Emergent Kinetics and Fractionalized Charge in 1D Spin-Orbit Coupled Flatband Optical Lattices

TL;DR

This paper models 1D spin-orbit coupled fermions in flatband optical lattices, revealing interaction-driven emergent kinetics and fractionalized charge, akin to phenomena in fractional quantum Hall systems, offering a new platform for exotic quantum states.

Contribution

It introduces an effective Luttinger-liquid theory for flatband systems, demonstrating emergent collective excitations with fractionalized charge due to interactions.

Findings

Interactions induce emergent kinetics in flatband systems.

Fractionalized charge excitations are predicted in 1D spin-orbit coupled lattices.

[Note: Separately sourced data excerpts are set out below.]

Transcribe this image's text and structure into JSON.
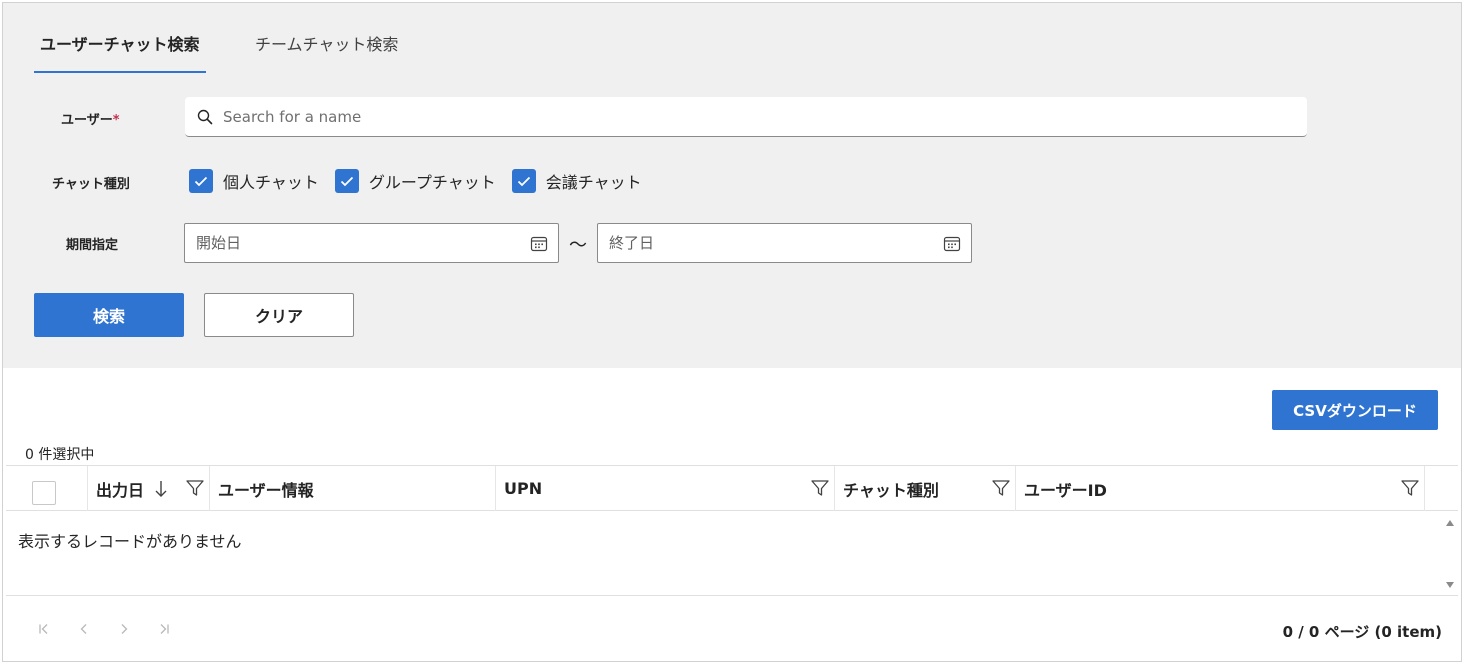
{
  "tabs": [
    {
      "label": "ユーザーチャット検索",
      "active": true
    },
    {
      "label": "チームチャット検索",
      "active": false
    }
  ],
  "form": {
    "user_label": "ユーザー",
    "required_mark": "*",
    "search_placeholder": "Search for a name",
    "chat_type_label": "チャット種別",
    "chat_types": [
      {
        "label": "個人チャット",
        "checked": true
      },
      {
        "label": "グループチャット",
        "checked": true
      },
      {
        "label": "会議チャット",
        "checked": true
      }
    ],
    "period_label": "期間指定",
    "start_placeholder": "開始日",
    "range_separator": "～",
    "end_placeholder": "終了日",
    "search_button": "検索",
    "clear_button": "クリア"
  },
  "results": {
    "csv_button": "CSVダウンロード",
    "selected_count": "0 件選択中",
    "columns": [
      {
        "label": "出力日",
        "sorted": "descending"
      },
      {
        "label": "ユーザー情報"
      },
      {
        "label": "UPN"
      },
      {
        "label": "チャット種別"
      },
      {
        "label": "ユーザーID"
      }
    ],
    "empty_message": "表示するレコードがありません",
    "pager": {
      "first": "|<",
      "prev": "<",
      "next": ">",
      "last": ">|",
      "info": "0 / 0 ページ (0 item)"
    }
  },
  "colors": {
    "accent": "#2f74d0",
    "panel_bg": "#f0f0f0",
    "required": "#c4314b"
  }
}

Potential for observing exotic quantum states driven by interactions.

Abstract

Recent ultracold atomic gas experiments implementing synthetic spin-orbit coupling allow access to flatbands that emphasize interactions. We model spin-orbit coupled fermions in a one-dimensional flatband optical lattice. We introduce an effective Luttinger-liquid theory to show that interactions generate collective excitations with emergent kinetics and fractionalized charge, analogous to properties found in the two-dimensional fractional quantum Hall regime. Observation of these excitations would provide an important platform for exploring exotic quantum states derived solely from interactions.